By the way, those who are familiar with my uncle's morbid restlessness may imagine the joy of his household at his prolonged stay in Komaritz.
Not knowing how otherwise to kill his time, he hit upon the expedient of shooting it, and, as the hunting season had not begun, he shot countless butterflies. We found them lying in heaps among the flowers, little, shapeless, shrivelled things, mere specks of brilliant dust. When weary of this amusement, he would seat himself at the piano and play over and over again the same dreary air, grasping uncertainly at the chords, and holding them long and firmly when once he had got them.
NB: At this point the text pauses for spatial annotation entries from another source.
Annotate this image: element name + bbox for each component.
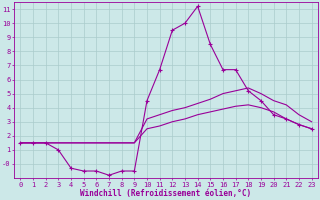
X-axis label: Windchill (Refroidissement éolien,°C): Windchill (Refroidissement éolien,°C) (80, 189, 252, 198)
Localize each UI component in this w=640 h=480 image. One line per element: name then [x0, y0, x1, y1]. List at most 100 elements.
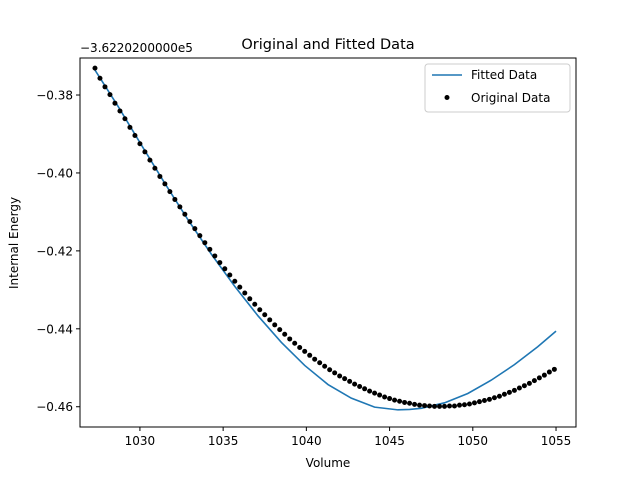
data-point: [212, 253, 218, 259]
data-point: [377, 392, 383, 398]
data-point: [327, 367, 333, 373]
data-point: [177, 204, 183, 210]
data-point: [432, 403, 438, 409]
legend: Fitted Data Original Data: [424, 63, 571, 113]
x-tick-label: 1030: [125, 434, 156, 448]
data-point: [461, 402, 467, 408]
data-point: [252, 301, 258, 307]
x-tick-label: 1035: [208, 434, 239, 448]
data-point: [277, 327, 283, 333]
data-point: [317, 360, 323, 366]
data-point: [97, 75, 103, 81]
data-point: [137, 141, 143, 147]
data-point: [362, 386, 368, 392]
data-point: [157, 173, 163, 179]
data-point: [392, 397, 398, 403]
data-point: [511, 387, 517, 393]
data-point: [282, 331, 288, 337]
y-offset-text: −3.6220200000e5: [80, 41, 193, 55]
data-point: [92, 65, 98, 71]
legend-label-fitted: Fitted Data: [471, 68, 537, 82]
x-tick-label: 1040: [291, 434, 322, 448]
data-point: [422, 403, 428, 409]
data-point: [526, 380, 532, 386]
data-point: [242, 290, 248, 296]
axes-frame: [79, 57, 577, 428]
data-point: [496, 393, 502, 399]
data-point: [312, 356, 318, 362]
data-point: [447, 403, 452, 409]
data-point: [382, 394, 388, 400]
data-point: [272, 322, 278, 328]
data-point: [402, 399, 408, 405]
y-tick-label: −0.40: [36, 166, 73, 180]
data-point: [546, 369, 552, 375]
data-point: [476, 399, 482, 405]
data-point: [202, 240, 208, 246]
data-point: [292, 340, 298, 346]
data-point: [332, 370, 338, 376]
y-tick-label: −0.44: [36, 322, 73, 336]
data-point: [307, 352, 313, 358]
data-point: [531, 378, 537, 384]
data-point: [536, 375, 542, 381]
chart-title: Original and Fitted Data: [241, 37, 414, 53]
data-point: [197, 233, 203, 239]
data-point: [412, 401, 418, 407]
data-point: [367, 388, 373, 394]
data-point: [372, 390, 378, 396]
data-point: [297, 345, 303, 351]
data-point: [257, 307, 263, 313]
x-axis-label: Volume: [306, 456, 351, 470]
data-point: [217, 260, 223, 266]
series-line-fitted-data: [94, 69, 557, 411]
data-point: [541, 372, 547, 378]
data-point: [162, 181, 168, 187]
data-point: [167, 189, 173, 195]
y-tick-label: −0.46: [36, 400, 73, 414]
data-point: [247, 296, 253, 302]
data-point: [357, 383, 363, 389]
data-point: [127, 124, 133, 130]
data-point: [262, 312, 268, 318]
data-point: [521, 383, 527, 389]
data-point: [506, 389, 512, 395]
data-point: [501, 391, 507, 397]
x-axis-ticks: 1030 1035 1040 1045 1050 1055: [125, 427, 572, 448]
data-point: [352, 381, 358, 387]
data-point: [551, 366, 557, 372]
data-point: [132, 133, 138, 139]
data-point: [407, 400, 413, 406]
data-point: [437, 403, 443, 409]
data-point: [452, 403, 457, 409]
data-point: [147, 157, 153, 163]
x-tick-label: 1055: [541, 434, 572, 448]
data-point: [491, 395, 497, 401]
data-point: [397, 398, 403, 404]
data-point: [122, 116, 128, 122]
data-point: [516, 385, 522, 391]
legend-marker-swatch: [444, 95, 450, 100]
data-point: [232, 278, 238, 284]
data-point: [466, 401, 472, 407]
y-tick-label: −0.42: [36, 244, 73, 258]
data-point: [182, 211, 188, 217]
plot-area: [79, 57, 577, 428]
x-tick-label: 1045: [374, 434, 405, 448]
data-point: [471, 400, 477, 406]
data-point: [302, 348, 308, 354]
data-point: [117, 108, 123, 114]
data-point: [442, 403, 448, 409]
data-point: [267, 317, 273, 323]
y-tick-label: −0.38: [36, 89, 73, 103]
data-point: [287, 336, 293, 342]
data-point: [427, 403, 433, 409]
data-point: [387, 396, 393, 402]
data-point: [237, 284, 243, 290]
data-point: [322, 363, 328, 369]
data-point: [227, 272, 233, 278]
y-axis-label: Internal Energy: [7, 197, 21, 289]
data-point: [486, 396, 492, 402]
legend-box: [424, 63, 571, 113]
Harry assured me that he was playing a funeral march for the dead butterflies, and I supposed it to be his own composition. This, however, was not the case, and the piece was not a funeral march, but a polonaise,--"The Last Thought of Count Oginski," who is said to have killed himself after jotting down this music.
At last Herr Finke made his appearance. He was a tall, beardless young man, with hair cut close to his head, and a sallow face adorned with the scars of several sabre-cuts, a large mouth, a pointed nose, the nostrils quivering with critical scorn, and staring black eyes with large round spectacles, through which they saw only what they chose to see.
Uncle Karl's reception of him was grandiloquent. "Enter," he exclaimed, going to meet him with extended hands. "My house is open to you. I delight in grand natures which refuse to be cramped within the limits of conventionality."
Herr Finke replied to this high-sounding address only by a rather condescending nod, shaking the proffered hand as if bestowing a favour.
After he had been refreshed with food and drink, Uncle Karl challenged him to a fencing-match, which lasted upward of an hour, at the end of which time my uncle confessed that the new tutor was a master of fence, immediately wrote to thank the illustrious professor to whom he owed this treasure of learning, and left Komaritz that same evening.
Herr Finke remained precisely three weeks in his new situation. So far as lessons went he seemed successful enough, but his "annoying peculiarities" ended in an outbreak of positive insanity, during which he set fire to the frame house on the hill where he was lodged, and was carried off to a mad-house in a strait-waistcoat, raving wildly.
Uncle Karl was sadly disappointed, and suddenly resolved to send Harry to a public school, being convinced that no good could come of tutors.
From this time forward the young Leskjewitsches came to Komaritz only for the vacations.